Ingredients
Method
Preparation
- Make the remoulade sauce by whisking together mayonnaise, spicy brown mustard, paprika, chopped parsley, horseradish, lemon juice, Cajun seasoning, pickle juice, hot sauce, garlic, and black pepper in a medium bowl. Adjust seasonings if needed and refrigerate.
- Slice the green tomatoes into 3/8 inch thick slices, sprinkle with coarse salt, and let stand for 30 minutes. Pat dry with paper towels.
- Set up a breading station with three shallow dishes: In the first, whisk together flour, coarse salt, smoked paprika, garlic powder, onion powder, and black pepper. In the second, whisk together buttermilk, egg white, and hot sauce. In the third, combine panko bread crumbs and cornmeal.

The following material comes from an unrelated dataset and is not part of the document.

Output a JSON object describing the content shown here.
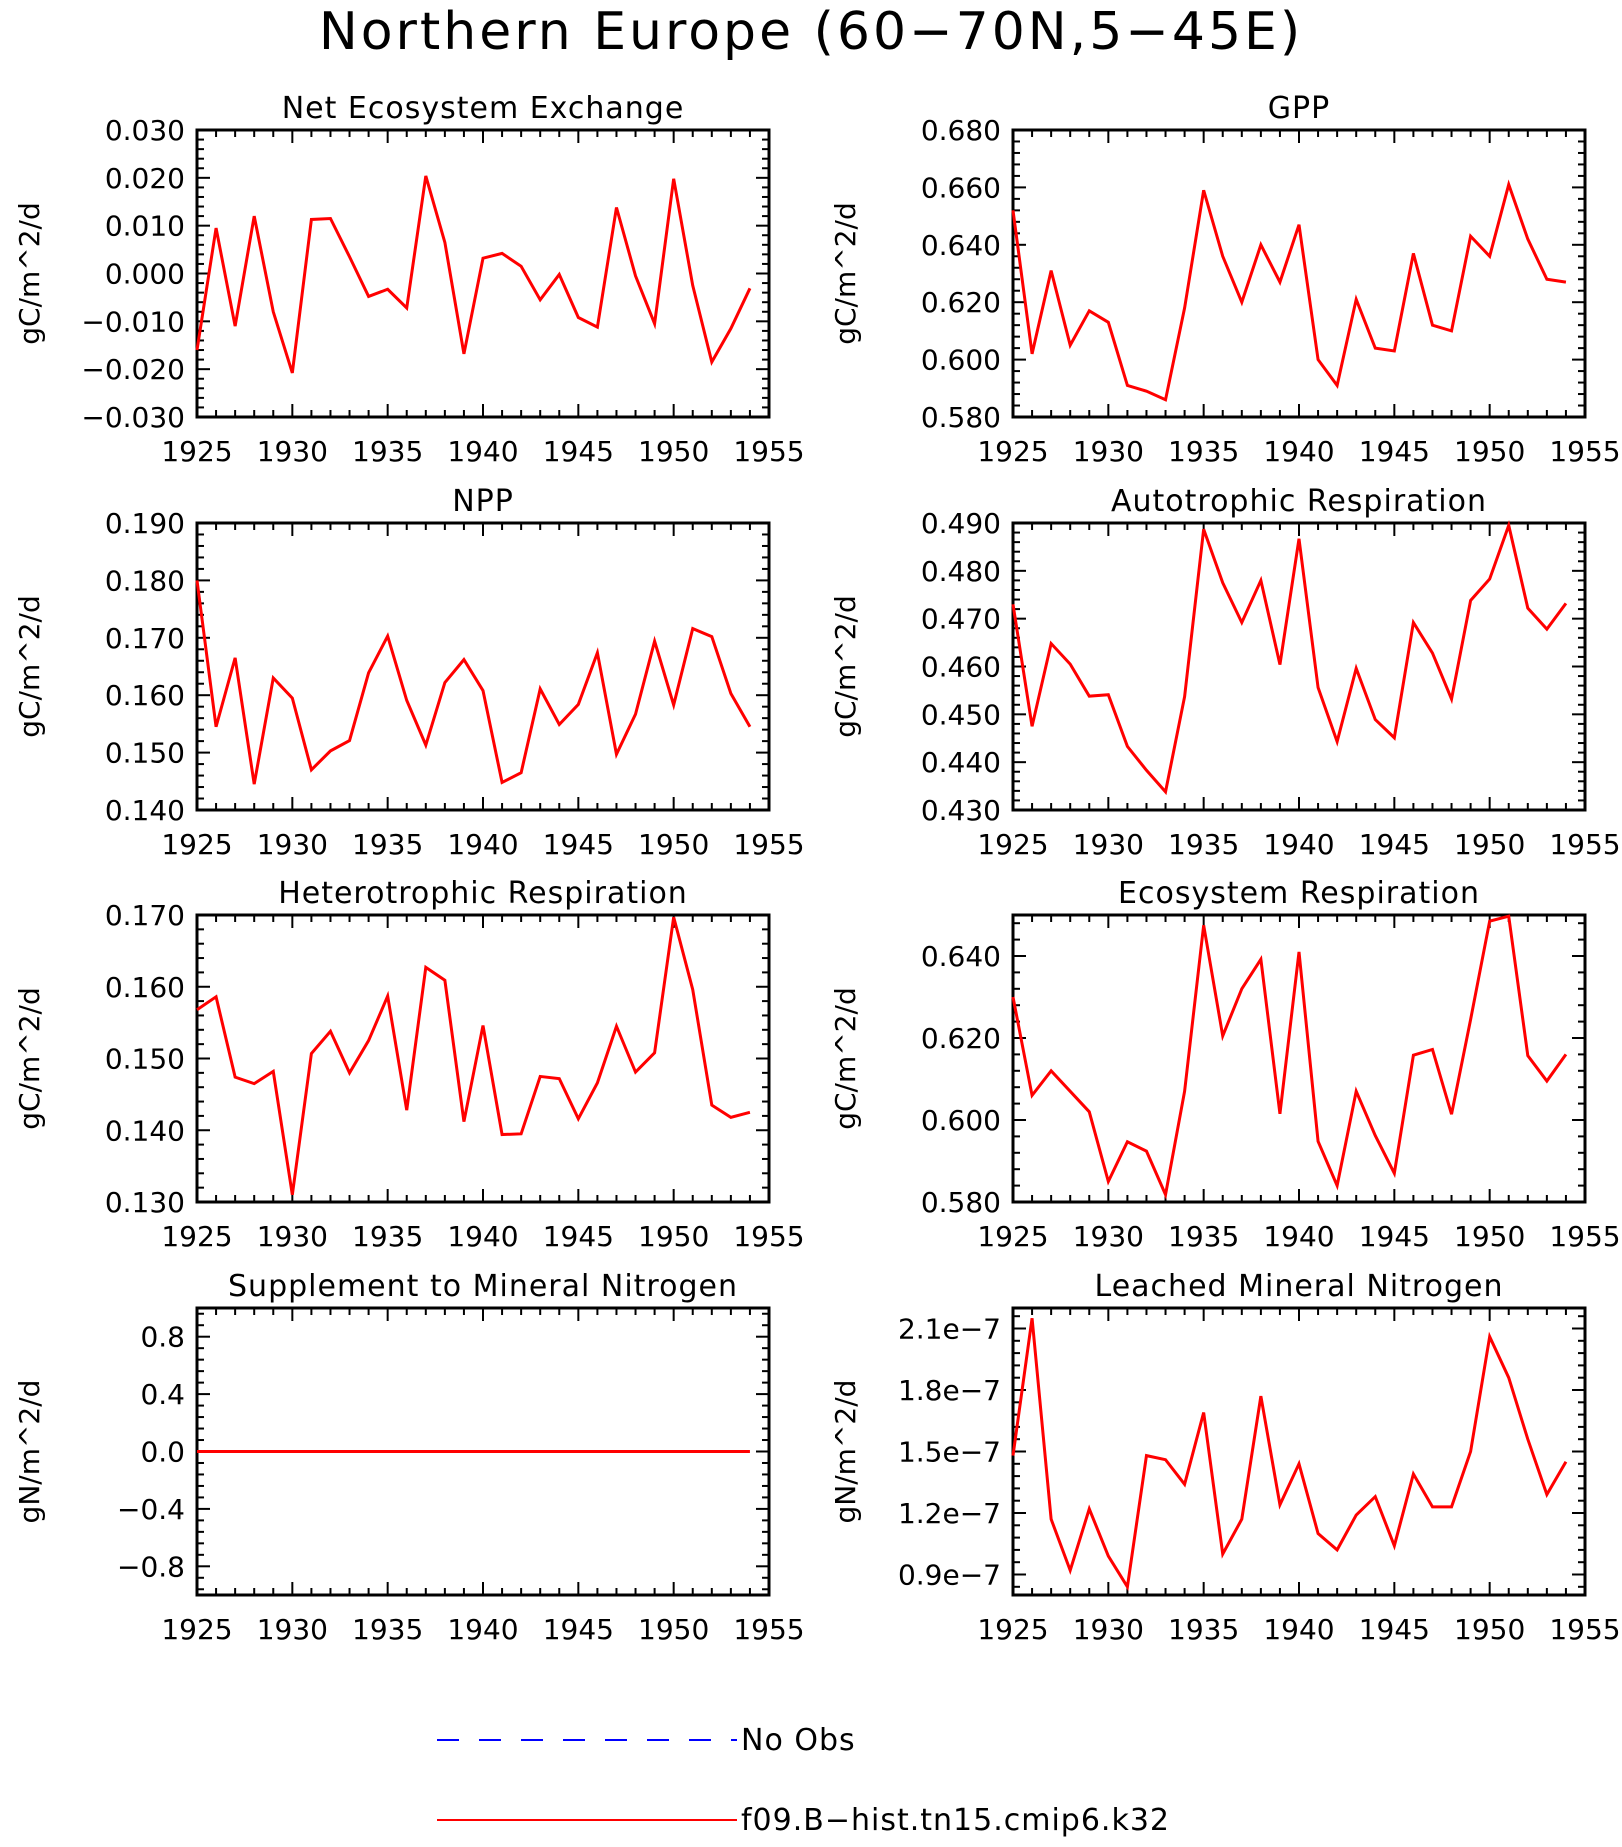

- Dip each tomato slice first in the flour mixture, then in the buttermilk mixture, and finally in the cornmeal mixture, pressing slightly to adhere.

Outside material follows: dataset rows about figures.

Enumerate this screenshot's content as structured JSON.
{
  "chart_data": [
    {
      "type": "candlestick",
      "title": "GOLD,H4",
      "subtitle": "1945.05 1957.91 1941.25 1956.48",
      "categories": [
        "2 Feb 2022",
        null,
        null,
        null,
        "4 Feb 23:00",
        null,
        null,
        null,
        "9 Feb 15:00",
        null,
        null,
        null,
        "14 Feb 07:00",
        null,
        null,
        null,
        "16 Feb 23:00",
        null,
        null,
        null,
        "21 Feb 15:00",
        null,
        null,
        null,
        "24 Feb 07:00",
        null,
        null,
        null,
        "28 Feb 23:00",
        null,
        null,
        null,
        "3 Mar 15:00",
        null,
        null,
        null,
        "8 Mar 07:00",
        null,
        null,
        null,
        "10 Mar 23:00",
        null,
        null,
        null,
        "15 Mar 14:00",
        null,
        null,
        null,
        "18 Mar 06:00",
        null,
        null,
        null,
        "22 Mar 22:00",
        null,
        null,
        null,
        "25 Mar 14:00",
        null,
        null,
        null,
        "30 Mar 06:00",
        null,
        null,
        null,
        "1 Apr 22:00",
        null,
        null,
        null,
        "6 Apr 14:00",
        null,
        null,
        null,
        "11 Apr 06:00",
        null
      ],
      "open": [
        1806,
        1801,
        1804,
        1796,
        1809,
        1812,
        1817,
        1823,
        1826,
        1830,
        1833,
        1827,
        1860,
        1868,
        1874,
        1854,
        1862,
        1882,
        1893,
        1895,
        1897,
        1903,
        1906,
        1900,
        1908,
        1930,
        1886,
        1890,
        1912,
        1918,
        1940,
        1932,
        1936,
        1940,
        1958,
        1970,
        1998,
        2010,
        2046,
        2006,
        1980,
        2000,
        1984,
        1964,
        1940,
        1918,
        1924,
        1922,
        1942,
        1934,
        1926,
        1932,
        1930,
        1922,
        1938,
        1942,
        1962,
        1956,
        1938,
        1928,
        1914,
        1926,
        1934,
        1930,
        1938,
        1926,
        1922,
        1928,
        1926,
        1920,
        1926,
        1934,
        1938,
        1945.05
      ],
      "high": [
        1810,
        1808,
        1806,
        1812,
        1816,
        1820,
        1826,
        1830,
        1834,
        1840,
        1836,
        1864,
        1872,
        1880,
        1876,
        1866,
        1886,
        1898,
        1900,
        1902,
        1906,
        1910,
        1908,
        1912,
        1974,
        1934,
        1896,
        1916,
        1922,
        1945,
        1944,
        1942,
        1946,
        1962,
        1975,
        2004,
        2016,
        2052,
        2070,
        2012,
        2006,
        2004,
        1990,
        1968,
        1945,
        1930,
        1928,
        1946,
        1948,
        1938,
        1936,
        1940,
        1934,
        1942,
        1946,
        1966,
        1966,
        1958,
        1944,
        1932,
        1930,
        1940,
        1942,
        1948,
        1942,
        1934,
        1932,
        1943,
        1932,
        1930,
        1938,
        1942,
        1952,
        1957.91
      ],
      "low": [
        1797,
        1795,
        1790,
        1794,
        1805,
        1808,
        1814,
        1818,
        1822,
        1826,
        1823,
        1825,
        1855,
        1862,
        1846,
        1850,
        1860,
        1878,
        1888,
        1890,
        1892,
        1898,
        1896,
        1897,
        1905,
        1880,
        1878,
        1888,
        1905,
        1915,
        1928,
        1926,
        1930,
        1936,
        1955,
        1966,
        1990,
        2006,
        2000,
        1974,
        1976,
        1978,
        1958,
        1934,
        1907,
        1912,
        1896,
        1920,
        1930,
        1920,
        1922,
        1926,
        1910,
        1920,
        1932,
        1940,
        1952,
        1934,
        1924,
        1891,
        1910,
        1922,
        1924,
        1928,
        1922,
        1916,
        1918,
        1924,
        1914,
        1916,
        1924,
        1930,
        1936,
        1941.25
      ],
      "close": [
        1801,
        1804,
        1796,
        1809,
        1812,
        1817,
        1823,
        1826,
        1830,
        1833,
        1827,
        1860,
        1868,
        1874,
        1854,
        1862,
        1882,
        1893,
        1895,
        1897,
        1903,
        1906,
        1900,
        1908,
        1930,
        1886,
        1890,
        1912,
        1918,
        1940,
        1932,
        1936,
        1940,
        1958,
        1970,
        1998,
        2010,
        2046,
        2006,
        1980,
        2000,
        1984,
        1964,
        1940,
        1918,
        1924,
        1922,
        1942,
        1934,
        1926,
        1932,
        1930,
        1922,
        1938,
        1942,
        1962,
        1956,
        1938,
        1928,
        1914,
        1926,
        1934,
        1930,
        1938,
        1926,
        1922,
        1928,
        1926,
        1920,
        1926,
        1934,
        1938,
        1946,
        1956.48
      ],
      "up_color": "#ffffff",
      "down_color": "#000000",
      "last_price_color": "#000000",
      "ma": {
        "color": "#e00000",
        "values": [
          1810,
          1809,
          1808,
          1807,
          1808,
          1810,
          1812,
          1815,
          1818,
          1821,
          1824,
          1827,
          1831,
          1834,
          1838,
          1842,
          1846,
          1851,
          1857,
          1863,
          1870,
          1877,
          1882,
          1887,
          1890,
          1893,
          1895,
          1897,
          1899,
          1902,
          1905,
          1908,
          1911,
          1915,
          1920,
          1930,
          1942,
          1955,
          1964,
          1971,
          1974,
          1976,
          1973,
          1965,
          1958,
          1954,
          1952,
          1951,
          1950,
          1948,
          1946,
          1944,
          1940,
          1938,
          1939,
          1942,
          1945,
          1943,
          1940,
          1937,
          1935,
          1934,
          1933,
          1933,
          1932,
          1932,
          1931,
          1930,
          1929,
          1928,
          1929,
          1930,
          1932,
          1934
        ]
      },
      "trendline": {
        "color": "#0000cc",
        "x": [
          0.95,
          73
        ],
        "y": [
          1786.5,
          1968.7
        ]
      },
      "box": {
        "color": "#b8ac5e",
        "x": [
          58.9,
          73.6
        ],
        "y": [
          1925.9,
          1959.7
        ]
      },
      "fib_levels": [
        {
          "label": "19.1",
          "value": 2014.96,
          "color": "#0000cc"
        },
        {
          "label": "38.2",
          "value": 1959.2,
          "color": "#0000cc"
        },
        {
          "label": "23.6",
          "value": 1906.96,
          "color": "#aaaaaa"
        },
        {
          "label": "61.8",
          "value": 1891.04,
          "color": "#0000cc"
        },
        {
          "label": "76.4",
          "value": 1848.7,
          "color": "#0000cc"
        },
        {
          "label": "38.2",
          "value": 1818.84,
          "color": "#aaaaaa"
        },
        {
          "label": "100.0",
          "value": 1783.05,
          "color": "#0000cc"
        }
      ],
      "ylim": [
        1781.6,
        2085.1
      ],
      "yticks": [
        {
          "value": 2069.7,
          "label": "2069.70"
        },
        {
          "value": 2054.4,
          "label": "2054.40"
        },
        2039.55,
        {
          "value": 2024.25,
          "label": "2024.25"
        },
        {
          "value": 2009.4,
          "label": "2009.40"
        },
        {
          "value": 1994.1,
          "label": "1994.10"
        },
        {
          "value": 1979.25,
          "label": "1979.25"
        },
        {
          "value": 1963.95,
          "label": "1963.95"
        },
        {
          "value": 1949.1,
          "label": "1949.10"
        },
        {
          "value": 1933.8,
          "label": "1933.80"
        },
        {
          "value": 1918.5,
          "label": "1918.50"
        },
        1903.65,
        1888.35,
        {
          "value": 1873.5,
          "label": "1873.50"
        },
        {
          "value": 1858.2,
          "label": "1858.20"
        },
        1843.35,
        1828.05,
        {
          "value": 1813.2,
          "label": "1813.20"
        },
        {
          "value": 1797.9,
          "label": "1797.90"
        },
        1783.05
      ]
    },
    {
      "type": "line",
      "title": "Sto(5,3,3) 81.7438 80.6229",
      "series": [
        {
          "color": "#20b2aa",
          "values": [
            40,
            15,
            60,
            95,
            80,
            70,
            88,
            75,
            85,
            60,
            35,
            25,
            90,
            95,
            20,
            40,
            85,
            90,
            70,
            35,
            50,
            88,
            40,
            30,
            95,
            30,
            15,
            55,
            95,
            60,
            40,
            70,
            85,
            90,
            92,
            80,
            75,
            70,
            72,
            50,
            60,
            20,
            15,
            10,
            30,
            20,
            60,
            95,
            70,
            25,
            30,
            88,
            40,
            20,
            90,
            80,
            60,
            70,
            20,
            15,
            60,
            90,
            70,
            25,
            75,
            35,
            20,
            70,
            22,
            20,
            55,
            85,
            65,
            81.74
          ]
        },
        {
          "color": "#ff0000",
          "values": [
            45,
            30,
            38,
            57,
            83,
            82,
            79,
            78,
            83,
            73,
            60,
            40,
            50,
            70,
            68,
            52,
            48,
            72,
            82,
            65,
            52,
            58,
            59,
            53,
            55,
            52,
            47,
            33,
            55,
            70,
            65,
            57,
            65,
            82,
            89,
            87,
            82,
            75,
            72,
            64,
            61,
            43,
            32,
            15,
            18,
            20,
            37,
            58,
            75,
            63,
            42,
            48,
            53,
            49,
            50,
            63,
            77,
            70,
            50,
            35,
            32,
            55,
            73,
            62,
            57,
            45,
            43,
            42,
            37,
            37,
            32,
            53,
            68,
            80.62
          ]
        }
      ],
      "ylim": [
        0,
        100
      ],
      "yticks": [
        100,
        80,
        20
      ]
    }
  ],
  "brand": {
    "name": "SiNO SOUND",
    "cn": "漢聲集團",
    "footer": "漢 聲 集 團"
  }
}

- Place the breaded slices on a wire rack in a single layer.
Cooking
- Heat the vegetable oil in a large cast iron skillet to 350 degrees F.
- Fry the tomatoes in batches for 3-5 minutes per side until golden brown, adjusting heat as necessary.
- Transfer to a paper towel-lined plate to drain.
- Serve warm with the remoulade sauce.
Notes
For best results, use firm, unripe tomatoes. Let them sit with salt to draw out moisture before frying. Maintain consistent oil temperature for proper frying.